Scarone sottolinea come il futuro della gestione dei rifiuti non possa essere affidato all’incenerimento. “Chiudere il ciclo dei rifiuti non significa bruciarli. Significa ridurre la produzione, incentivare il riuso, recuperare materia, investire davvero nell’economia circolare e fare in modo che il rifiuto residuo diventi ogni anno sempre più piccolo. L’obiettivo non deve essere alimentare un forno, ma rendere quel forno inutile”.
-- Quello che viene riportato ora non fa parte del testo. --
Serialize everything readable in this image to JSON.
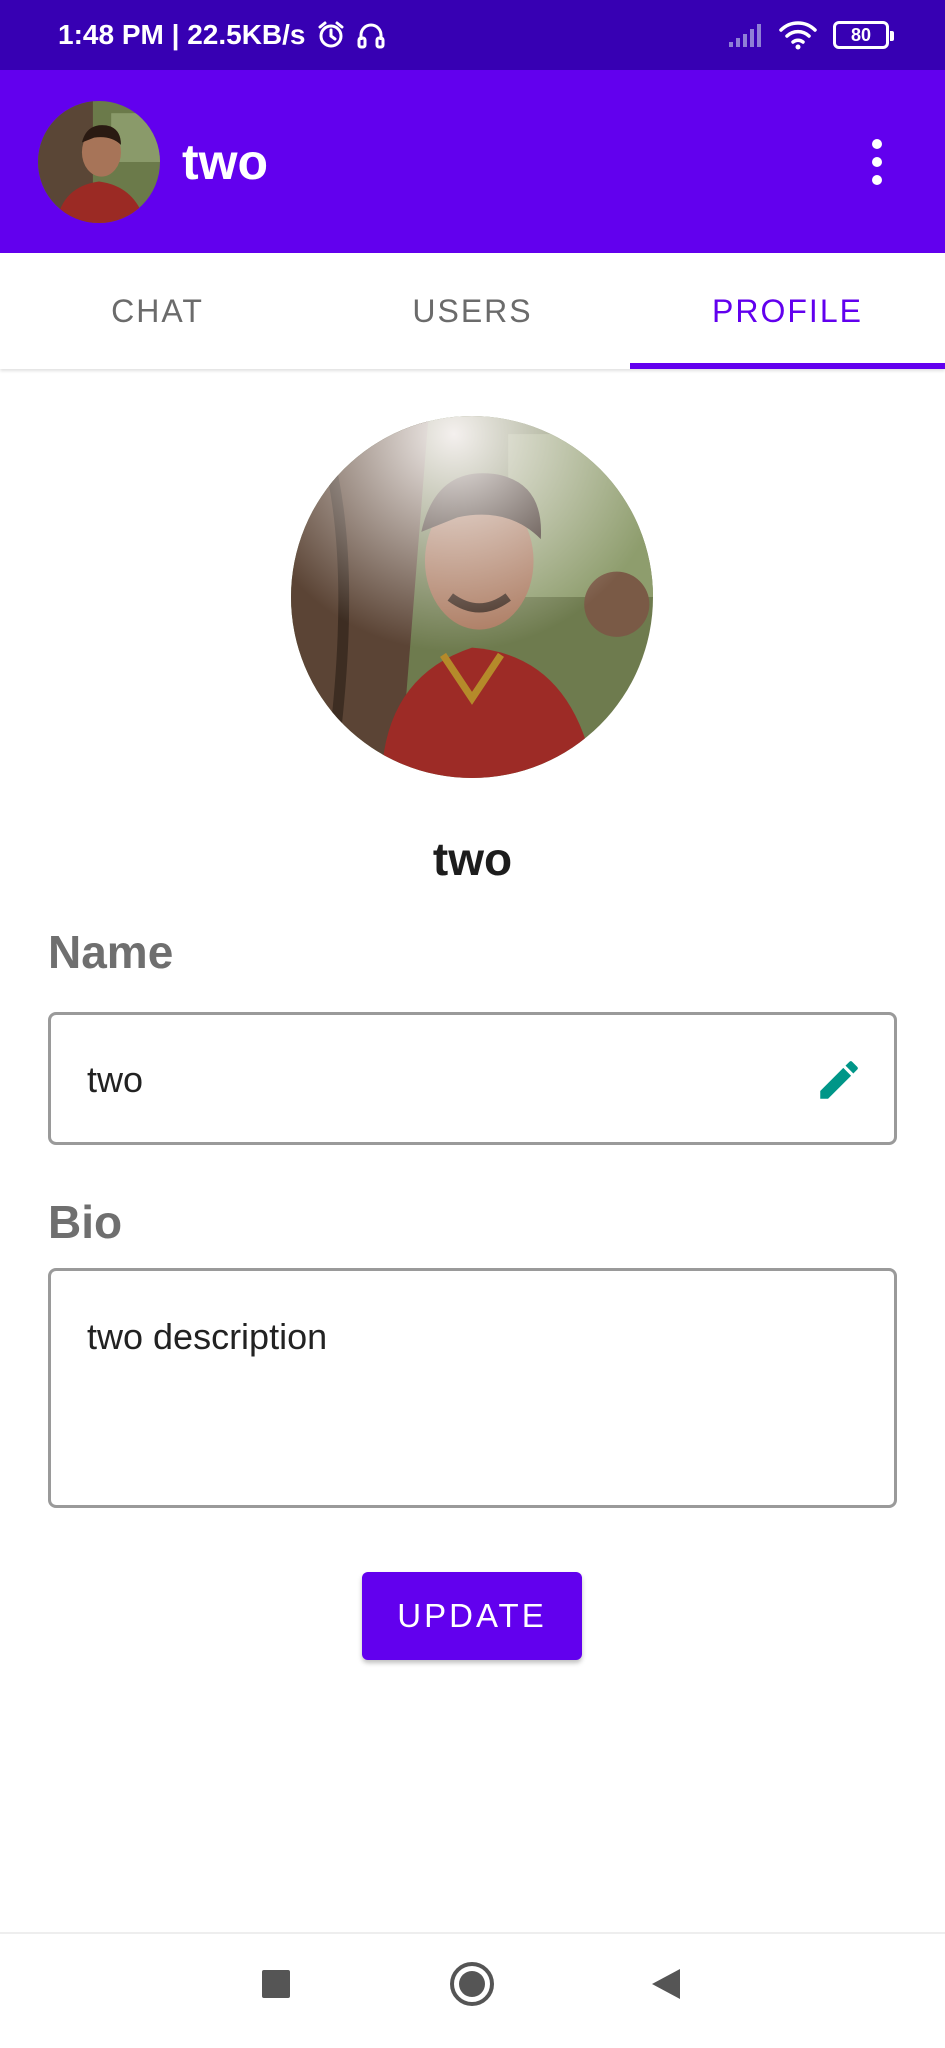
{
  "status_bar": {
    "time_speed": "1:48 PM | 22.5KB/s",
    "battery": "80",
    "icons": [
      "alarm-icon",
      "headset-icon",
      "signal-icon",
      "wifi-icon",
      "battery-icon"
    ]
  },
  "app_bar": {
    "title": "two",
    "avatar": "user-avatar",
    "menu_icon": "more-vert-icon"
  },
  "tabs": [
    {
      "label": "CHAT",
      "active": false
    },
    {
      "label": "USERS",
      "active": false
    },
    {
      "label": "PROFILE",
      "active": true
    }
  ],
  "profile": {
    "display_name": "two",
    "name_label": "Name",
    "name_value": "two",
    "bio_label": "Bio",
    "bio_value": "two description",
    "update_label": "UPDATE"
  },
  "nav_bar": {
    "icons": [
      "recents-square-icon",
      "home-circle-icon",
      "back-triangle-icon"
    ]
  },
  "colors": {
    "primary": "#6200EE",
    "primary_dark": "#3700B3",
    "edit_icon": "#009688"
  }
}
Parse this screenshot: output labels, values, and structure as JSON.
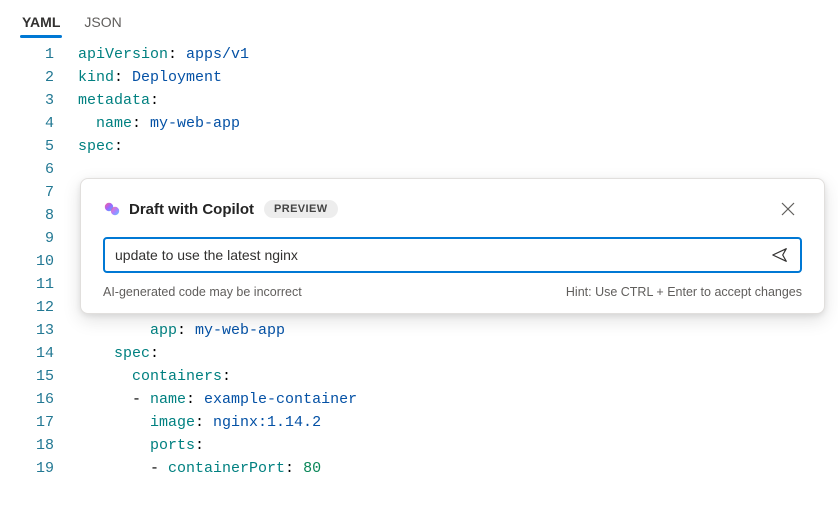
{
  "tabs": {
    "yaml": "YAML",
    "json": "JSON"
  },
  "code": {
    "lines": [
      {
        "n": 1,
        "tokens": [
          {
            "t": "apiVersion",
            "c": "key"
          },
          {
            "t": ": ",
            "c": "punct"
          },
          {
            "t": "apps/v1",
            "c": "val"
          }
        ]
      },
      {
        "n": 2,
        "tokens": [
          {
            "t": "kind",
            "c": "key"
          },
          {
            "t": ": ",
            "c": "punct"
          },
          {
            "t": "Deployment",
            "c": "val"
          }
        ]
      },
      {
        "n": 3,
        "tokens": [
          {
            "t": "metadata",
            "c": "key"
          },
          {
            "t": ":",
            "c": "punct"
          }
        ]
      },
      {
        "n": 4,
        "tokens": [
          {
            "t": "  ",
            "c": "punct"
          },
          {
            "t": "name",
            "c": "key"
          },
          {
            "t": ": ",
            "c": "punct"
          },
          {
            "t": "my-web-app",
            "c": "val"
          }
        ]
      },
      {
        "n": 5,
        "tokens": [
          {
            "t": "spec",
            "c": "key"
          },
          {
            "t": ":",
            "c": "punct"
          }
        ]
      },
      {
        "n": 6,
        "tokens": []
      },
      {
        "n": 7,
        "tokens": []
      },
      {
        "n": 8,
        "tokens": []
      },
      {
        "n": 9,
        "tokens": []
      },
      {
        "n": 10,
        "tokens": []
      },
      {
        "n": 11,
        "tokens": []
      },
      {
        "n": 12,
        "tokens": []
      },
      {
        "n": 13,
        "tokens": [
          {
            "t": "        ",
            "c": "punct"
          },
          {
            "t": "app",
            "c": "key"
          },
          {
            "t": ": ",
            "c": "punct"
          },
          {
            "t": "my-web-app",
            "c": "val"
          }
        ]
      },
      {
        "n": 14,
        "tokens": [
          {
            "t": "    ",
            "c": "punct"
          },
          {
            "t": "spec",
            "c": "key"
          },
          {
            "t": ":",
            "c": "punct"
          }
        ]
      },
      {
        "n": 15,
        "tokens": [
          {
            "t": "      ",
            "c": "punct"
          },
          {
            "t": "containers",
            "c": "key"
          },
          {
            "t": ":",
            "c": "punct"
          }
        ]
      },
      {
        "n": 16,
        "tokens": [
          {
            "t": "      - ",
            "c": "dash"
          },
          {
            "t": "name",
            "c": "key"
          },
          {
            "t": ": ",
            "c": "punct"
          },
          {
            "t": "example-container",
            "c": "val"
          }
        ]
      },
      {
        "n": 17,
        "tokens": [
          {
            "t": "        ",
            "c": "punct"
          },
          {
            "t": "image",
            "c": "key"
          },
          {
            "t": ": ",
            "c": "punct"
          },
          {
            "t": "nginx:1.14.2",
            "c": "val"
          }
        ]
      },
      {
        "n": 18,
        "tokens": [
          {
            "t": "        ",
            "c": "punct"
          },
          {
            "t": "ports",
            "c": "key"
          },
          {
            "t": ":",
            "c": "punct"
          }
        ]
      },
      {
        "n": 19,
        "tokens": [
          {
            "t": "        - ",
            "c": "dash"
          },
          {
            "t": "containerPort",
            "c": "key"
          },
          {
            "t": ": ",
            "c": "punct"
          },
          {
            "t": "80",
            "c": "num"
          }
        ]
      }
    ]
  },
  "popup": {
    "title": "Draft with Copilot",
    "badge": "PREVIEW",
    "input_value": "update to use the latest nginx",
    "disclaimer": "AI-generated code may be incorrect",
    "hint": "Hint: Use CTRL + Enter to accept changes"
  }
}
Per il M5S serve anche un cambio di paradigma nel rapporto tra istituzioni e cittadini. “Per anni si è puntato quasi esclusivamente su obblighi, divieti e sanzioni. Occorre invece premiare chi si comporta correttamente. Chi effettua una raccolta differenziata di qualità deve ricevere un beneficio economico concreto. Tariffa puntuale, sistemi premianti, centri di raccolta, remunerazione dei materiali, incentivi al riuso, vuoto a rendere e politiche di economia circolare responsabilizzano i cittadini molto più delle multe. I rifiuti devono diventare una risorsa da valorizzare, non il combustibile di un inceneritore”.
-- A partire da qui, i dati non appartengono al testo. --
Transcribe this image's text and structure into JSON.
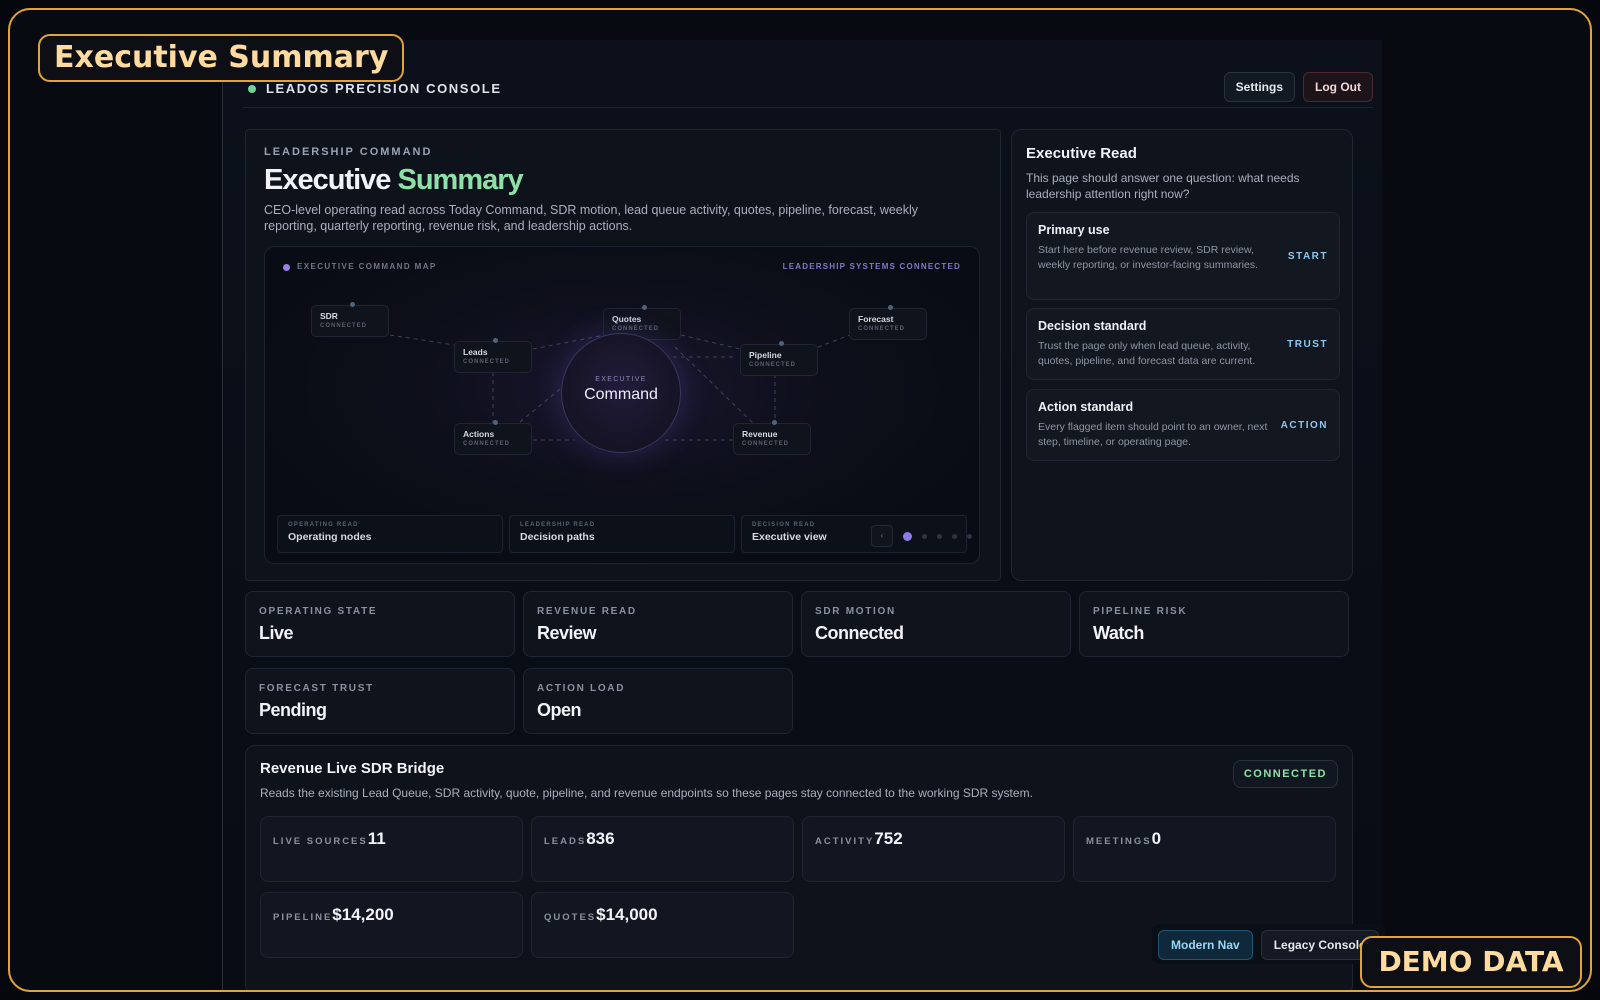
{
  "overlay": {
    "title_badge": "Executive Summary",
    "demo_badge": "DEMO DATA"
  },
  "topbar": {
    "brand": "LEADOS PRECISION CONSOLE",
    "settings": "Settings",
    "logout": "Log Out"
  },
  "hero": {
    "eyebrow": "LEADERSHIP COMMAND",
    "title_main": "Executive",
    "title_accent": "Summary",
    "description": "CEO-level operating read across Today Command, SDR motion, lead queue activity, quotes, pipeline, forecast, weekly reporting, quarterly reporting, revenue risk, and leadership actions."
  },
  "map": {
    "header_left": "EXECUTIVE COMMAND MAP",
    "header_right": "LEADERSHIP SYSTEMS CONNECTED",
    "core_label": "EXECUTIVE",
    "core_name": "Command",
    "nodes": [
      {
        "name": "SDR",
        "status": "CONNECTED"
      },
      {
        "name": "Leads",
        "status": "CONNECTED"
      },
      {
        "name": "Quotes",
        "status": "CONNECTED"
      },
      {
        "name": "Forecast",
        "status": "CONNECTED"
      },
      {
        "name": "Pipeline",
        "status": "CONNECTED"
      },
      {
        "name": "Actions",
        "status": "CONNECTED"
      },
      {
        "name": "Revenue",
        "status": "CONNECTED"
      }
    ],
    "footer": [
      {
        "label": "OPERATING READ",
        "value": "Operating nodes"
      },
      {
        "label": "LEADERSHIP READ",
        "value": "Decision paths"
      },
      {
        "label": "DECISION READ",
        "value": "Executive view"
      }
    ],
    "pager_prev": "‹"
  },
  "read": {
    "title": "Executive Read",
    "description": "This page should answer one question: what needs leadership attention right now?",
    "cards": [
      {
        "title": "Primary use",
        "body": "Start here before revenue review, SDR review, weekly reporting, or investor-facing summaries.",
        "tag": "START"
      },
      {
        "title": "Decision standard",
        "body": "Trust the page only when lead queue, activity, quotes, pipeline, and forecast data are current.",
        "tag": "TRUST"
      },
      {
        "title": "Action standard",
        "body": "Every flagged item should point to an owner, next step, timeline, or operating page.",
        "tag": "ACTION"
      }
    ]
  },
  "stats": [
    {
      "label": "OPERATING STATE",
      "value": "Live"
    },
    {
      "label": "REVENUE READ",
      "value": "Review"
    },
    {
      "label": "SDR MOTION",
      "value": "Connected"
    },
    {
      "label": "PIPELINE RISK",
      "value": "Watch"
    },
    {
      "label": "FORECAST TRUST",
      "value": "Pending"
    },
    {
      "label": "ACTION LOAD",
      "value": "Open"
    }
  ],
  "bridge": {
    "title": "Revenue Live SDR Bridge",
    "description": "Reads the existing Lead Queue, SDR activity, quote, pipeline, and revenue endpoints so these pages stay connected to the working SDR system.",
    "status": "CONNECTED",
    "metrics": [
      {
        "label": "LIVE SOURCES",
        "value": "11"
      },
      {
        "label": "LEADS",
        "value": "836"
      },
      {
        "label": "ACTIVITY",
        "value": "752"
      },
      {
        "label": "MEETINGS",
        "value": "0"
      },
      {
        "label": "PIPELINE",
        "value": "$14,200"
      },
      {
        "label": "QUOTES",
        "value": "$14,000"
      }
    ]
  },
  "navswitch": {
    "modern": "Modern Nav",
    "legacy": "Legacy Console"
  }
}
“La Liguria oggi può scegliere quale strada intraprendere: continuare a inseguire un modello industriale che appartiene al passato o diventare una regione all’avanguardia nella riduzione dei rifiuti, nel riuso e nel riciclo. Il vero coraggio politico non consiste nel decidere dove costruire un inceneritore, ma nel costruire un sistema che lo renda definitivamente inutile. Come M5S continueremo a opporci alla realizzazione di qualsiasi nuovo impianto di incenerimento nella nostra regione, proponendo alternative concrete, sostenibili e rispettose dell’ambiente, della salute pubblica e delle future generazioni”.